七夕まつりの将来を考えた時、今後はこうした国際的な観光客の誘致も視野に入れてゆくべきでしょう。

七夕まつり舞台裏

歌や踊りや飾りつけといった華やかさに目を奪われ、ついその存在を忘れがちなのですが、まつり会場の安全安心と清潔な環境づくりを支えて下さっているのが、ボランティアを始めとする多くの関係スタッフの皆さん方です。

具体的には会場警備だけで約1,100人(警察・ガードマン・交通指導員・消防関係など)、ごみ清掃で約1,200人、福祉ボランティアその他が約500人、合わせて約2,800人もの方々の陰ながらのご協力のおかげで、120万人を超す方々がおいでになる大きなお祭りが、無事に実施できているという現実があります。

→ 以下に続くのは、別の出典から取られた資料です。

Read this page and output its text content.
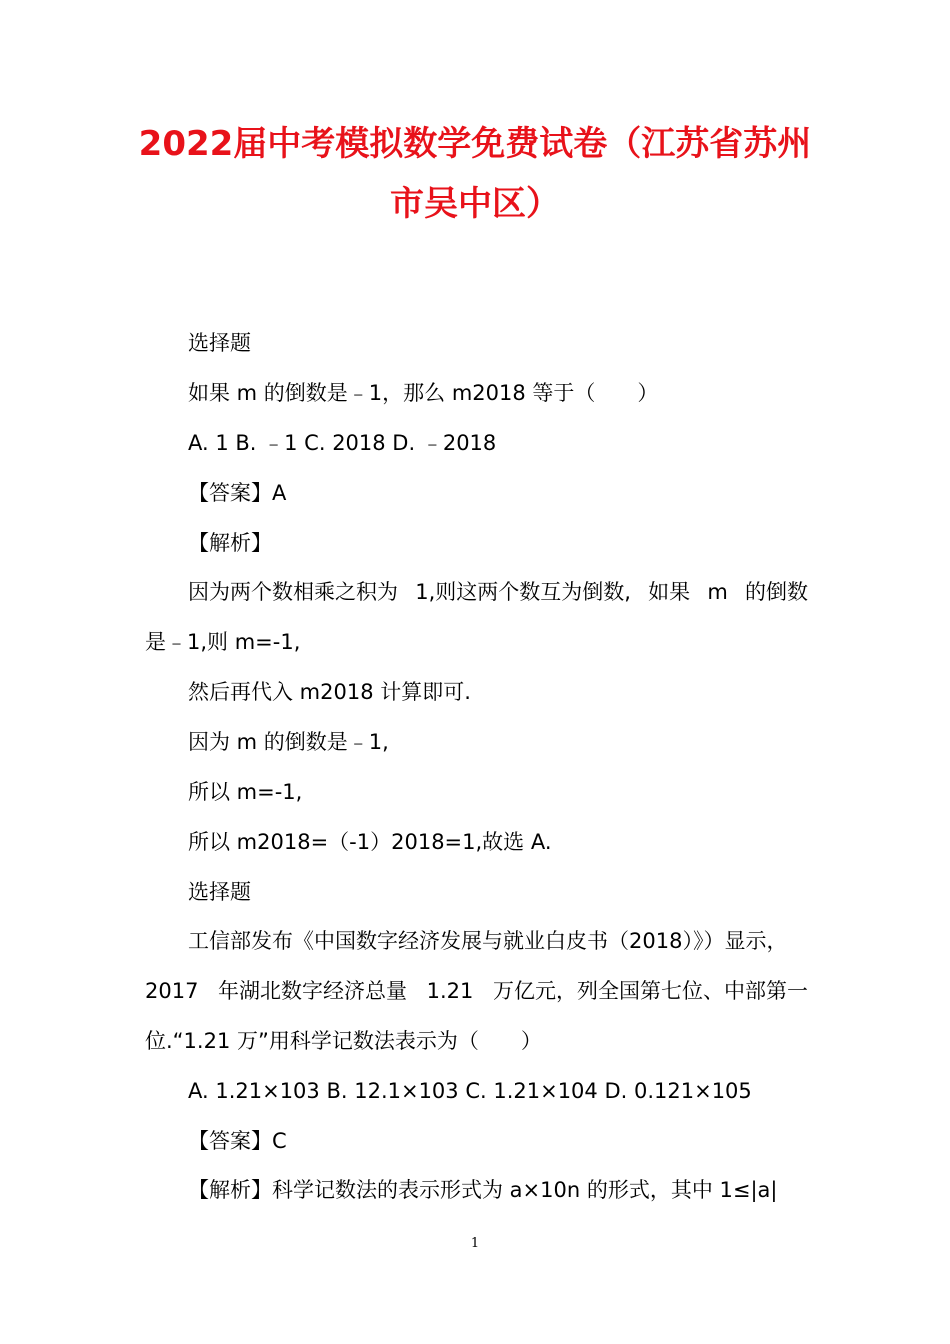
2022届中考模拟数学免费试卷（江苏省苏州
市吴中区）
选择题
如果 m 的倒数是﹣1，那么 m2018 等于（　　）
A. 1 B. ﹣1 C. 2018 D. ﹣2018
【答案】A
【解析】
因为两个数相乘之积为 1,则这两个数互为倒数, 如果 m 的倒数
是﹣1,则 m=-1,
然后再代入 m2018 计算即可.
因为 m 的倒数是﹣1,
所以 m=-1,
所以 m2018=（-1）2018=1,故选 A.
选择题
工信部发布《中国数字经济发展与就业白皮书（2018）》）显示，
2017 年湖北数字经济总量 1.21 万亿元，列全国第七位、中部第一
位.“1.21 万”用科学记数法表示为（　　）
A. 1.21×103 B. 12.1×103 C. 1.21×104 D. 0.121×105
【答案】C
【解析】科学记数法的表示形式为 a×10n 的形式，其中 1≤|a|
1
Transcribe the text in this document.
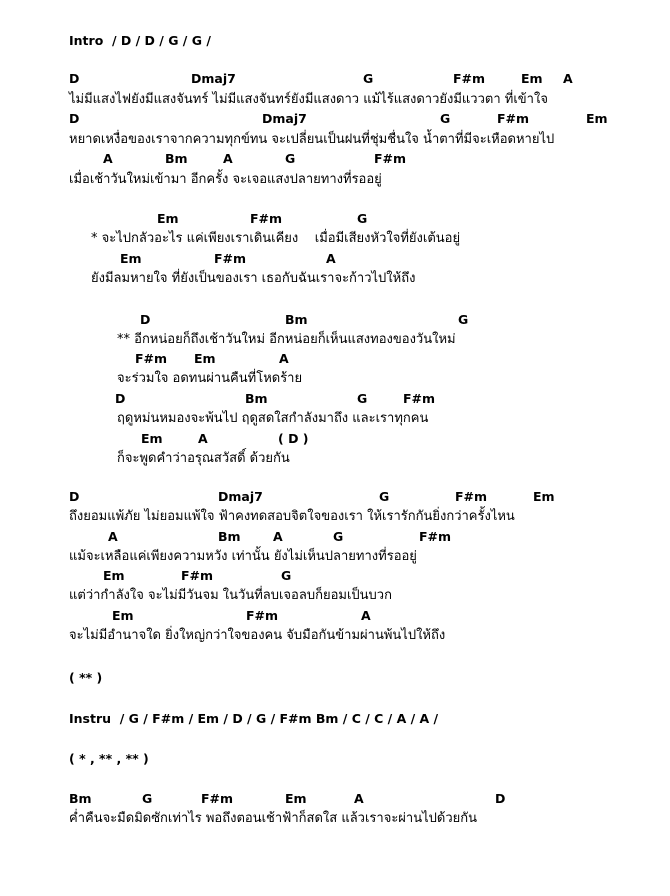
Intro  / D / D / G / G /

D

	Dmaj7

	G

	F#m

	Em

A

ไม่มีแสงไฟยังมีแสงจันทร์ ไม่มีแสงจันทร์ยังมีแสงดาว แม้ไร้แสงดาวยังมีแววตา ที่เข้าใจ

D

	Dmaj7

	G

	F#m

	Em

หยาดเหงื่อของเราจากความทุกข์ทน จะเปลี่ยนเป็นฝนที่ชุ่มชื่นใจ น้ำตาที่มีจะเหือดหายไป

A

	Bm

	A

	G

	F#m

เมื่อเช้าวันใหม่เข้ามา อีกครั้ง จะเจอแสงปลายทางที่รออยู่

Em

	F#m

	G

* จะไปกลัวอะไร แค่เพียงเราเดินเคียง    เมื่อมีเสียงหัวใจที่ยังเต้นอยู่

Em

	F#m

	A

ยังมีลมหายใจ ที่ยังเป็นของเรา เธอกับฉันเราจะก้าวไปให้ถึง

D

	Bm

	G

** อีกหน่อยก็ถึงเช้าวันใหม่ อีกหน่อยก็เห็นแสงทองของวันใหม่

F#m

Em

	A

จะร่วมใจ อดทนผ่านคืนที่โหดร้าย

D

	Bm

	G

	F#m

ฤดูหม่นหมองจะพ้นไป ฤดูสดใสกำลังมาถึง และเราทุกคน

Em

	A

	( D )

ก็จะพูดคำว่าอรุณสวัสดิ์ ด้วยกัน

D

	Dmaj7

	G

	F#m

	Em

ถึงยอมแพ้ภัย ไม่ยอมแพ้ใจ ฟ้าคงทดสอบจิตใจของเรา ให้เรารักกันยิ่งกว่าครั้งไหน

A

	Bm

	A

	G

	F#m

แม้จะเหลือแค่เพียงความหวัง เท่านั้น ยังไม่เห็นปลายทางที่รออยู่

Em

	F#m

	G

แต่ว่ากำลังใจ จะไม่มีวันจม ในวันที่ลบเจอลบก็ยอมเป็นบวก

Em

	F#m

	A

จะไม่มีอำนาจใด ยิ่งใหญ่กว่าใจของคน จับมือกันข้ามผ่านพ้นไปให้ถึง
( ** )
Instru  / G / F#m / Em / D / G / F#m Bm / C / C / A / A /
( * , ** , ** )

Bm

	G

	F#m

	Em

	A

	D

ค่ำคืนจะมืดมิดซักเท่าไร พอถึงตอนเช้าฟ้าก็สดใส แล้วเราจะผ่านไปด้วยกัน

この場をお借りして、関係の皆さま方の善意とご労苦に心より感謝申し上げます。

ボランティアにご協力をありがとうございます

 

以下、意外と知られていない安城七夕まつり3日間のデータを記します。

  • 会場内の迷子の数

例年40人前後も出ています。親子ともどもイベントや出店に気を取られて、はぐれてしまうケースがあるようです。お気をつけください。

  • 捨てられるごみの量

昨年は一般ごみ5トン、プラスチックごみ5.6トンの他、ビン11立方メートル、カン12立方メートル、ペットボトル53立方メートルものごみが排出されました。大型ダンプに何杯?と考えるとその量の多さに驚いてしまいます。リサイクルにご協力下さい。

  • 車いす貸し出し

昨年は21台の貸し出しがありました。貸し出し台数は年々増加傾向にあり、ご高齢の方や障害をお持ちの方の来場が増えてきているようです。会場の熱気と子どもらの元気な姿を見るだけで、活力を分けてもえるのでしょうか。ボランティアの皆さんのご苦労に脱帽します。

とにかく広いまつりエリアに、本当にさまざまな方が来場され、参加下さっています。私の気づかない七夕の表情、ご存知でしたらぜひ教えてください。